When Chinese officials identified the bird flu strain back in March, the number of cases jumped before falling off into May. Only two cases were reported over the summer. Experts have warned that flu viruses are erratic and there is a chance that the number of cases could start rising as the Northern Hemisphere moves into winter, a pattern followed by other avian influenza viruses.
The four Chinese infections reported this autumn are fueling worries of another wave of H7N9 infections, but some public health experts say it's too early to tell. Richard Webby, director of the WHO collaborating center for influenza studies at St. Jude Children's Research Hospital in Memphis, told CIDRAP News that it's too early to tell if the recent infections are due to cooling temperatures, "or if we are seeing an increase at all." Webby also pointed out, "chicken production is also likely getting ramped up soon for Chinese New Year."

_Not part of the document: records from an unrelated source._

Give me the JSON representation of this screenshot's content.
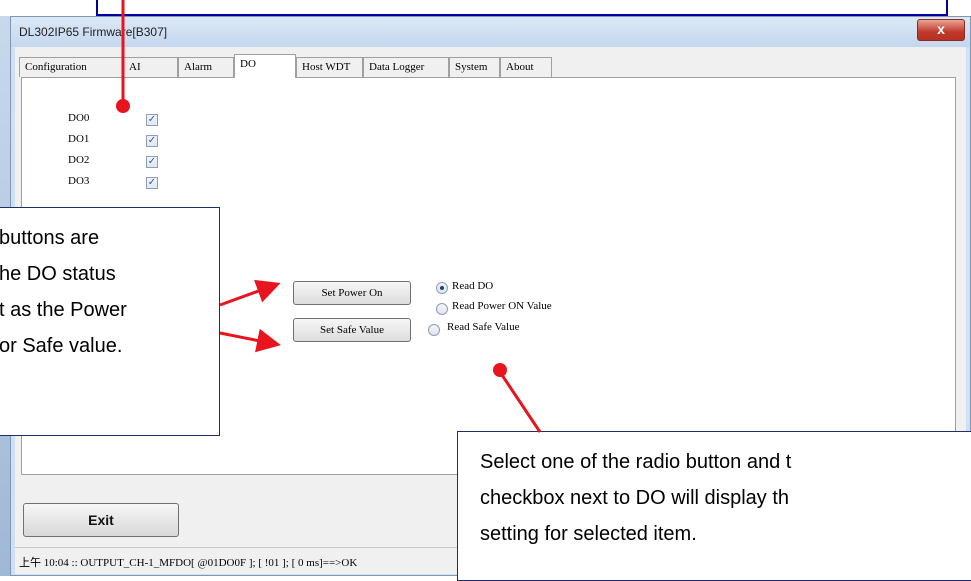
{
  "window": {
    "title": "DL302IP65 Firmware[B307]",
    "close_glyph": "x"
  },
  "tabs": [
    {
      "label": "Configuration"
    },
    {
      "label": "AI"
    },
    {
      "label": "Alarm"
    },
    {
      "label": "DO",
      "active": true
    },
    {
      "label": "Host WDT"
    },
    {
      "label": "Data Logger"
    },
    {
      "label": "System"
    },
    {
      "label": "About"
    }
  ],
  "do_channels": [
    {
      "label": "DO0",
      "checked": true
    },
    {
      "label": "DO1",
      "checked": true
    },
    {
      "label": "DO2",
      "checked": true
    },
    {
      "label": "DO3",
      "checked": true
    }
  ],
  "buttons": {
    "set_power_on": "Set Power On",
    "set_safe_value": "Set Safe Value",
    "exit": "Exit"
  },
  "radios": [
    {
      "label": "Read DO",
      "selected": true
    },
    {
      "label": "Read Power ON Value",
      "selected": false
    },
    {
      "label": "Read Safe Value",
      "selected": false
    }
  ],
  "status_bar": {
    "text": "上午 10:04 :: OUTPUT_CH-1_MFDO[ @01DO0F ]; [ !01 ]; [ 0 ms]==>OK"
  },
  "callouts": {
    "left": {
      "lines": [
        " buttons are",
        "he DO status",
        "t as the Power",
        "or Safe value."
      ]
    },
    "bottom": {
      "lines": [
        "Select one of the radio button and t",
        "checkbox next to DO will display th",
        "setting for selected item."
      ]
    }
  },
  "colors": {
    "annotation_arrow": "#e8141e",
    "callout_border": "#1e2e6a",
    "check_mark": "#3657a3"
  },
  "icons": {
    "checkbox_mark": "✓",
    "close": "close-icon"
  }
}
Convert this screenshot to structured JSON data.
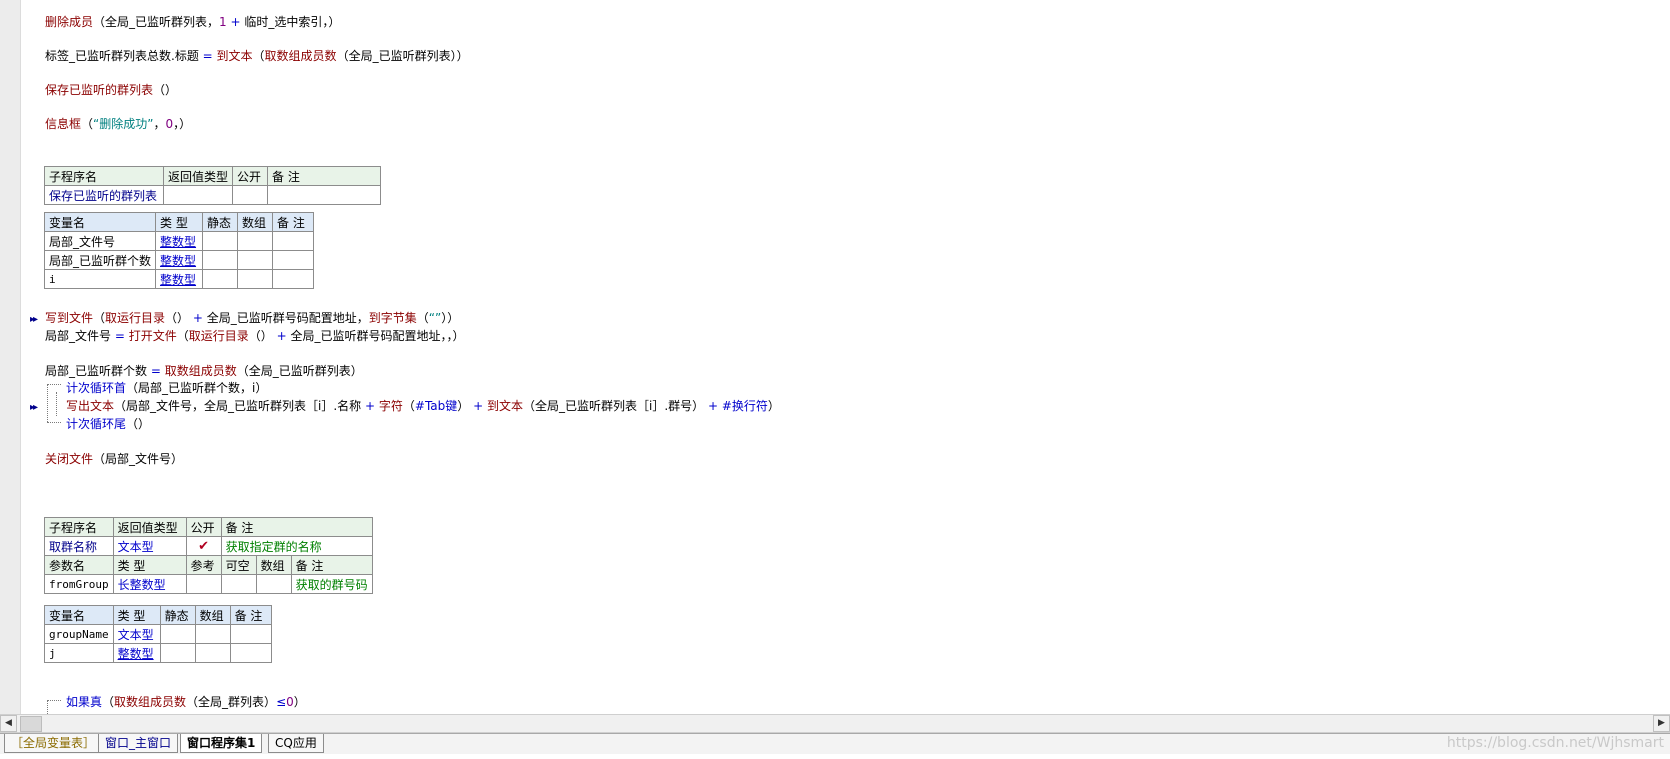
{
  "code": {
    "l1": {
      "fn": "删除成员",
      "args": "（全局_已监听群列表，",
      "num": "1",
      "op": " + ",
      "rest": "临时_选中索引，）"
    },
    "l2": {
      "a": "标签_已监听群列表总数.标题",
      "op": " = ",
      "fn": "到文本",
      "b": "（",
      "fn2": "取数组成员数",
      "c": "（全局_已监听群列表））"
    },
    "l3": {
      "fn": "保存已监听的群列表",
      "args": "（）"
    },
    "l4": {
      "fn": "信息框",
      "a": "（",
      "str": "“删除成功”",
      "b": "，",
      "num": "0",
      "c": "，）"
    },
    "l5": {
      "fn": "写到文件",
      "a": "（",
      "fn2": "取运行目录",
      "b": "（）",
      "op": " + ",
      "c": "全局_已监听群号码配置地址，",
      "fn3": "到字节集",
      "d": "（",
      "str": "“”",
      "e": "））"
    },
    "l6": {
      "a": "局部_文件号",
      "op": " = ",
      "fn": "打开文件",
      "b": "（",
      "fn2": "取运行目录",
      "c": "（）",
      "op2": " + ",
      "d": "全局_已监听群号码配置地址，，）"
    },
    "l7": {
      "a": "局部_已监听群个数",
      "op": " = ",
      "fn": "取数组成员数",
      "b": "（全局_已监听群列表）"
    },
    "l8": {
      "cmd": "计次循环首",
      "args": "（局部_已监听群个数，i）"
    },
    "l9": {
      "fn": "写出文本",
      "a": "（局部_文件号，全局_已监听群列表［i］.名称",
      "op": " + ",
      "fn2": "字符",
      "b": "（",
      "cmd": "#Tab键",
      "c": "）",
      "op2": " + ",
      "fn3": "到文本",
      "d": "（全局_已监听群列表［i］.群号）",
      "op3": " + ",
      "cmd2": "#换行符",
      "e": "）"
    },
    "l10": {
      "cmd": "计次循环尾",
      "args": "（）"
    },
    "l11": {
      "fn": "关闭文件",
      "args": "（局部_文件号）"
    },
    "l12": {
      "cmd": "如果真",
      "a": "（",
      "fn": "取数组成员数",
      "b": "（全局_群列表）",
      "op": "≤",
      "num": "0",
      "c": "）"
    }
  },
  "sub1": {
    "headers": [
      "子程序名",
      "返回值类型",
      "公开",
      "备 注"
    ],
    "name": "保存已监听的群列表",
    "var_headers": [
      "变量名",
      "类 型",
      "静态",
      "数组",
      "备 注"
    ],
    "vars": [
      {
        "name": "局部_文件号",
        "type": "整数型"
      },
      {
        "name": "局部_已监听群个数",
        "type": "整数型"
      },
      {
        "name": "i",
        "type": "整数型"
      }
    ]
  },
  "sub2": {
    "headers": [
      "子程序名",
      "返回值类型",
      "公开",
      "备 注"
    ],
    "name": "取群名称",
    "ret": "文本型",
    "public": "✔",
    "note": "获取指定群的名称",
    "param_headers": [
      "参数名",
      "类 型",
      "参考",
      "可空",
      "数组",
      "备 注"
    ],
    "param": {
      "name": "fromGroup",
      "type": "长整数型",
      "note": "获取的群号码"
    },
    "var_headers": [
      "变量名",
      "类 型",
      "静态",
      "数组",
      "备 注"
    ],
    "vars": [
      {
        "name": "groupName",
        "type": "文本型"
      },
      {
        "name": "j",
        "type": "整数型"
      }
    ]
  },
  "tabs": [
    "［全局变量表］",
    "窗口_主窗口",
    "窗口程序集1",
    "CQ应用"
  ],
  "watermark": "https://blog.csdn.net/Wjhsmart",
  "icons": {
    "scroll_left": "◀",
    "scroll_right": "▶",
    "run_marker": "▸▸"
  },
  "colors": {
    "function": "#8b0000",
    "command": "#0000cc",
    "string": "#008080",
    "number": "#800080",
    "comment": "#008000"
  }
}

Marion Koopmans, a virologist at the National Institute of Public Health and the Environment in the Netherlands, said the timing of the cases hints at seasonal factors, but there are too few of them to call it a trend just yet. She added that market surveys could be used to determine any trends.
"Whether or not we expect seasonality is related to the question where these viruses come from," Koopmans told CIDRAP, a health news service of the University of Minnesota. She also noted seasonality reports seem to focus on virality of the flu virus in wild birds. "If H7N9 is circulating in backyard farms, the picture may be quite different,” Koopmans said.
The WHO has said that since H7N9 causes only a mild infection in the birds, it could still be in the avian population of China. It has called for China and bordering countries to continue monitoring public health markers for the virus.